Kroger declined to provider further details about the reason for the shutdown, when they occurred or any future plans with Kitchen United.
On its website, Kitchen United lists seven Mix Food Hall locations in Kroger stores in Texas, Ohio and Indiana. Their ordering pages were inactive as of Tuesday morning.
In July 2022, Pasadena, Calif.-based Kitchen United raised $100 million from a group of investors that included Kroger; Alimentation Couche-Tard, the owner of Circle K convenience stores; and Burger King parent Restaurant Brands International (RBI). Mall owner Simon Property Group and former NFL quarterback Peyton Manning also participated in the funding round.
Kitchen United was founded in 2017 and grew considerably during the pandemic as demand for restaurant delivery grew. The company’s shared kitchens enable customers to order food from a wide variety of national and local restaurant brands. Diners can mix and match from all available restaurants and are able to order online, via an app or in person for pickup or delivery. Ordering is powered by Kitchen United's proprietary Mix software.

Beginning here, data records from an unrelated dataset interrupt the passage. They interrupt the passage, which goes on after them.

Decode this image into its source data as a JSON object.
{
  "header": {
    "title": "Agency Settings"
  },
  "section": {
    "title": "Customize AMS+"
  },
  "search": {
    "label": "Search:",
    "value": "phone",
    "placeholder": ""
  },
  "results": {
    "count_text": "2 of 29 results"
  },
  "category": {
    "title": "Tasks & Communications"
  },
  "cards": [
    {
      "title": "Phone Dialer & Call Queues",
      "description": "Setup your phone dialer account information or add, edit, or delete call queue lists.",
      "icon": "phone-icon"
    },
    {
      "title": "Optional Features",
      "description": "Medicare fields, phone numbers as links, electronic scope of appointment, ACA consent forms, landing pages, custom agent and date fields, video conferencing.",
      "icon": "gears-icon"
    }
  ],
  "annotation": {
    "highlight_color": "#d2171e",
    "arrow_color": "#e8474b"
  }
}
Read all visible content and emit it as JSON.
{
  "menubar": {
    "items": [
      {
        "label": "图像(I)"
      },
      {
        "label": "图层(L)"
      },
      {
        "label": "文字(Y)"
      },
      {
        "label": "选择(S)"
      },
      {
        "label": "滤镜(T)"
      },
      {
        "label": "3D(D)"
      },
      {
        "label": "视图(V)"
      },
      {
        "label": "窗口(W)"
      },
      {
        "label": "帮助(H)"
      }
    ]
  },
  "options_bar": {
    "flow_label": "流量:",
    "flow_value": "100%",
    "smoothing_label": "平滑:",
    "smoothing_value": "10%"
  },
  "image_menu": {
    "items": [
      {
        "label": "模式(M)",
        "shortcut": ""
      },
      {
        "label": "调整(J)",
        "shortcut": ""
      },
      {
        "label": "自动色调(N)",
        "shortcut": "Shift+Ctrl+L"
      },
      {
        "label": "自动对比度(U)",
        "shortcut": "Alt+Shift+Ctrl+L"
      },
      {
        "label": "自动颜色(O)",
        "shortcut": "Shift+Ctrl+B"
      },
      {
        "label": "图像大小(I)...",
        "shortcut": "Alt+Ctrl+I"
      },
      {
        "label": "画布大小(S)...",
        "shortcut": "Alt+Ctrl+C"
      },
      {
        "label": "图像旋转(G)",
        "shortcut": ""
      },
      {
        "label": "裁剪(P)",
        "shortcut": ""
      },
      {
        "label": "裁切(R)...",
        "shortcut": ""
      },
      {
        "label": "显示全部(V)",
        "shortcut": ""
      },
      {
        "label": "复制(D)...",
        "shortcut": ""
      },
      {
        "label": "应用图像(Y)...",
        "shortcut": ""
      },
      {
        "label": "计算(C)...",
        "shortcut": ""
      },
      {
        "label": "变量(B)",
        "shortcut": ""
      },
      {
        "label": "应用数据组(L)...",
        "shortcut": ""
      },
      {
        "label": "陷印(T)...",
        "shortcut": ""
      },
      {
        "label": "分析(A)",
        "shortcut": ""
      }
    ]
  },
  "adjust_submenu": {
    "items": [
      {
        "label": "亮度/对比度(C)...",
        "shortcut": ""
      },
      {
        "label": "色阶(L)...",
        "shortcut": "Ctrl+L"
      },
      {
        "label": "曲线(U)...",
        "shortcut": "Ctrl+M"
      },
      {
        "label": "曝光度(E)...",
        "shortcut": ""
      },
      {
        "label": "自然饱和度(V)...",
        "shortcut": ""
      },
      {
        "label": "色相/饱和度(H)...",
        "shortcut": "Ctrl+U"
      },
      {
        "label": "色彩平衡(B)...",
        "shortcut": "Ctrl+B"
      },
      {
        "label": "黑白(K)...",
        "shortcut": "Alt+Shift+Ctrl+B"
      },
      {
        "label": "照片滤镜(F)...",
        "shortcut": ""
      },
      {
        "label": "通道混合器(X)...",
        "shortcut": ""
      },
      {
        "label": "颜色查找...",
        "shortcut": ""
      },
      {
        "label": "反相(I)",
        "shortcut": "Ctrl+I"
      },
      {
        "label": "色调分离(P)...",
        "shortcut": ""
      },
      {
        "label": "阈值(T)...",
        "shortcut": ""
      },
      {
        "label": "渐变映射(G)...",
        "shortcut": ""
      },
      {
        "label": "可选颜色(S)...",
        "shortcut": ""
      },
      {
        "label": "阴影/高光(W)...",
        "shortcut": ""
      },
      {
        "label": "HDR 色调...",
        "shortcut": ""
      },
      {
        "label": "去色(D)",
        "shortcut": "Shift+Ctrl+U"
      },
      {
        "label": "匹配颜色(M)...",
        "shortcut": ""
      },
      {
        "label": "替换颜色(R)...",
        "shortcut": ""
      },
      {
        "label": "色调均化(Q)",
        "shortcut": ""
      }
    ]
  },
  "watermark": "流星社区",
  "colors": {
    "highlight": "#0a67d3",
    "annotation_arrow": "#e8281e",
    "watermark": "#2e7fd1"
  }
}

In announcing the fundraising round last year, Kitchen United said it operated 200 kitchens around the country and that it had seen triple-digit top-line growth for the three prior years. It also aired plans to open a total of 500 locations within the next five years, though it walked back that projection more recently.

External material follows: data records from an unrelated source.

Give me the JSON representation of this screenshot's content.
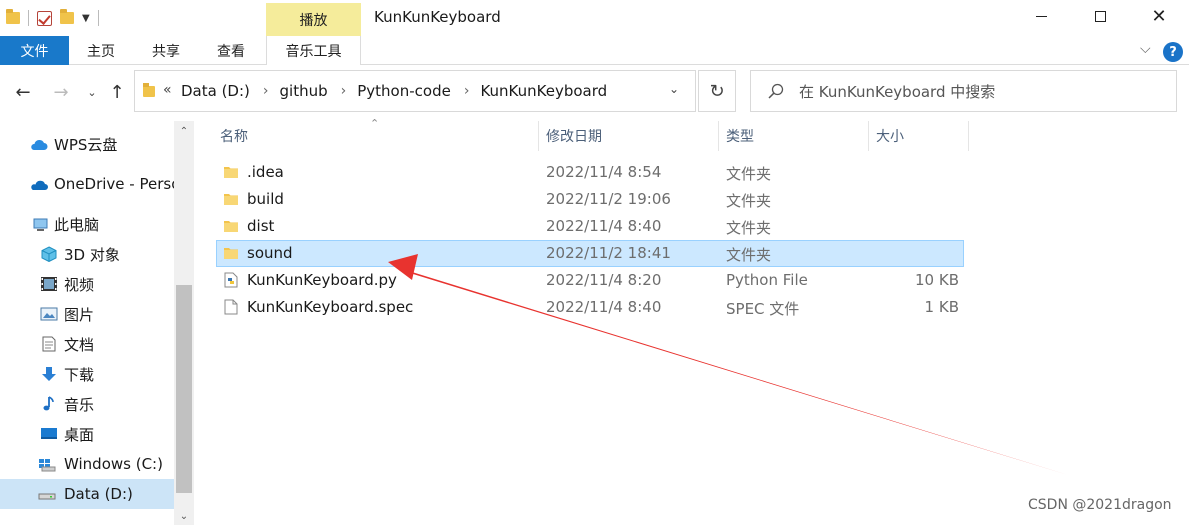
{
  "window": {
    "title": "KunKunKeyboard",
    "contextual_tab_header": "播放",
    "minimize_icon": "minimize-icon",
    "maximize_icon": "maximize-icon",
    "close_glyph": "✕"
  },
  "ribbon": {
    "tabs": [
      "文件",
      "主页",
      "共享",
      "查看",
      "音乐工具"
    ],
    "expand_glyph": "⌵",
    "help_glyph": "?",
    "accent_color": "#1979ca",
    "contextual_color": "#f5ec9b"
  },
  "navigation": {
    "back_glyph": "←",
    "forward_glyph": "→",
    "recent_glyph": "⌄",
    "up_glyph": "↑",
    "overflow_glyph": "«",
    "breadcrumbs": [
      "Data (D:)",
      "github",
      "Python-code",
      "KunKunKeyboard"
    ],
    "separator": "›",
    "dropdown_glyph": "⌄",
    "refresh_glyph": "↻",
    "search_placeholder": "在 KunKunKeyboard 中搜索"
  },
  "sidebar": {
    "items": [
      {
        "label": "WPS云盘",
        "icon": "cloud-icon"
      },
      {
        "label": "OneDrive - Personal",
        "icon": "onedrive-icon"
      },
      {
        "label": "此电脑",
        "icon": "computer-icon"
      },
      {
        "label": "3D 对象",
        "icon": "cube-icon"
      },
      {
        "label": "视频",
        "icon": "video-icon"
      },
      {
        "label": "图片",
        "icon": "picture-icon"
      },
      {
        "label": "文档",
        "icon": "document-icon"
      },
      {
        "label": "下载",
        "icon": "download-icon"
      },
      {
        "label": "音乐",
        "icon": "music-icon"
      },
      {
        "label": "桌面",
        "icon": "desktop-icon"
      },
      {
        "label": "Windows (C:)",
        "icon": "windows-drive-icon"
      },
      {
        "label": "Data (D:)",
        "icon": "drive-icon",
        "selected": true
      }
    ],
    "scroll_up_glyph": "⌃",
    "scroll_down_glyph": "⌄"
  },
  "file_list": {
    "columns": [
      "名称",
      "修改日期",
      "类型",
      "大小"
    ],
    "sort_glyph": "⌃",
    "rows": [
      {
        "name": ".idea",
        "date": "2022/11/4 8:54",
        "type": "文件夹",
        "size": "",
        "icon": "folder-icon"
      },
      {
        "name": "build",
        "date": "2022/11/2 19:06",
        "type": "文件夹",
        "size": "",
        "icon": "folder-icon"
      },
      {
        "name": "dist",
        "date": "2022/11/4 8:40",
        "type": "文件夹",
        "size": "",
        "icon": "folder-icon"
      },
      {
        "name": "sound",
        "date": "2022/11/2 18:41",
        "type": "文件夹",
        "size": "",
        "icon": "folder-icon",
        "selected": true
      },
      {
        "name": "KunKunKeyboard.py",
        "date": "2022/11/4 8:20",
        "type": "Python File",
        "size": "10 KB",
        "icon": "python-file-icon"
      },
      {
        "name": "KunKunKeyboard.spec",
        "date": "2022/11/4 8:40",
        "type": "SPEC 文件",
        "size": "1 KB",
        "icon": "blank-file-icon"
      }
    ]
  },
  "annotation": {
    "arrow_color": "#e8332f"
  },
  "watermark": "CSDN @2021dragon"
}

The sudden shutdown of Kroger’s Kitchen United operations is especially surprising, given that CEO Atul Sood had positioned retail outposts as his company’s future just a couple of months ago.
Kroger shoppers, Sood said, could get groceries for the week, along with that night’s dinner, while Kitchen United would benefit from the grocery giant’s steady foot traffic and spacious parking lots.
“There is so much opportunity in retail and grocery,” Sood said in an interview with Restaurant Business at the time. “We have tapped probably 5% to 10% of the opportunity that’s out there.”
In that interview, Sood also announced that Kitchen United had formed a partnership with convenience-store brand Circle K. He offered few details but noted that it would be different from what the company was doing with Kroger.
Restaurant Business Senior Editor Joe Guszkowski contributed to this report.